Gonadotropin-releasing hormone-induced Ca2+ transients in single identified gonadotropes require both intracellular Ca2+ mobilization and Ca2+ influx

Abstract

We examined the effects of gonadotropin-releasing hormone (GnRH) on the intracellular free Ca2+ concentration ([Ca2+](i)) in single rat anterior pituitary gonadotropes identified by a reverse hemolytic plaque assay. Concentrations of GnRH >10 pM elicited increases in [Ca2+](i) in identified cells but not in others. In contrast, depolarization induced by 50 mM K+ increased [Ca2+](i) in all cells. Ca2+ transients induced by GnRH exhibited a complex time course. After an initial rapid rise, the [Ca2+](i) fell to near basal levels only to be followed by a secondary extended rise and fall. Analysis of the Ca2+ transients on a rapid time base revealed that responses frequently consisted of several rapid oscillations in [Ca2+](i). Removal of extracellular Ca2+ or addition of the dihydropyridine Ca2+-channel blocker nitrendipine completely blocked the secondary rise in [Ca2+](i) but had no effect whatsoever on the initial spike. Nitrendipine also blocked 50 mM K+-induced increases in [Ca2+](i) in identified gonadotropes. The secondary rise induced by GnRH could be enhanced by a phorbol ester in a nitrendipine-sensitive fashion.
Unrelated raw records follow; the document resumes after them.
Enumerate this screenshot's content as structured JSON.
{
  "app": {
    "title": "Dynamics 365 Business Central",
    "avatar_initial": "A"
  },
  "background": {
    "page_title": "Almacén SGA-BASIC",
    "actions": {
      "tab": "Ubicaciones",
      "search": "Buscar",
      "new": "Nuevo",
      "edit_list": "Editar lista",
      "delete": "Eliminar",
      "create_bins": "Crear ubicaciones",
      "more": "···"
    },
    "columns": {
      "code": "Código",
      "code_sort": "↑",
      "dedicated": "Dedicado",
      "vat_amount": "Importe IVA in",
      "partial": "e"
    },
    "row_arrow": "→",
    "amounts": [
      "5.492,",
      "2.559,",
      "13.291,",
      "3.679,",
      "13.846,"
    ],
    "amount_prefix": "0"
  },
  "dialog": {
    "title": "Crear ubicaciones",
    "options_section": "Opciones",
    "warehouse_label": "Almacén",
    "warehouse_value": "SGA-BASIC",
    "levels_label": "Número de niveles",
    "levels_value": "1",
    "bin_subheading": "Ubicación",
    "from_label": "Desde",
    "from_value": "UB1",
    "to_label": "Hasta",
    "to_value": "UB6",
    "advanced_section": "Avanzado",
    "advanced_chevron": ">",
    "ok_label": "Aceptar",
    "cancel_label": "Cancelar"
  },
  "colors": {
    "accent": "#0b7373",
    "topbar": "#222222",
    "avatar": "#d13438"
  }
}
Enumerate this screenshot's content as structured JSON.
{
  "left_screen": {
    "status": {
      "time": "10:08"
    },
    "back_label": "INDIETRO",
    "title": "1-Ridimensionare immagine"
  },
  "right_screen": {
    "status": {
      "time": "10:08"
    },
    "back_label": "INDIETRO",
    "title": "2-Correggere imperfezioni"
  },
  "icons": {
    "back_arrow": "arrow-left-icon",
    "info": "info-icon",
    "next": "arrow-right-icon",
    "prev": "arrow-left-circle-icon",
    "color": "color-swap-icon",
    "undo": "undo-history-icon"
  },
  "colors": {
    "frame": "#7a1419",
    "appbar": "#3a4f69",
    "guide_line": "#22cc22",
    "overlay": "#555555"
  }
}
Multiple spike responses to GnRH stimulation of the same cell could only be obtained if subsequent Ca2+ influx was permitted either by allowing a secondary rise to occur or by producing a Ca2+ transient by depolarizing the cells with 50 mM K+. It therefore appears that the response to GnRH consists of an initial phase of Ca2+ mobilization, probably mediated by inositol trisphosphate, and a subsequent phase of Ca2+ influx through nitrendipine-sensitive Ca2+ channels that may be activated by protein kinase C. The relative roles of these phases in the control of gonadotropin secretion are discussed.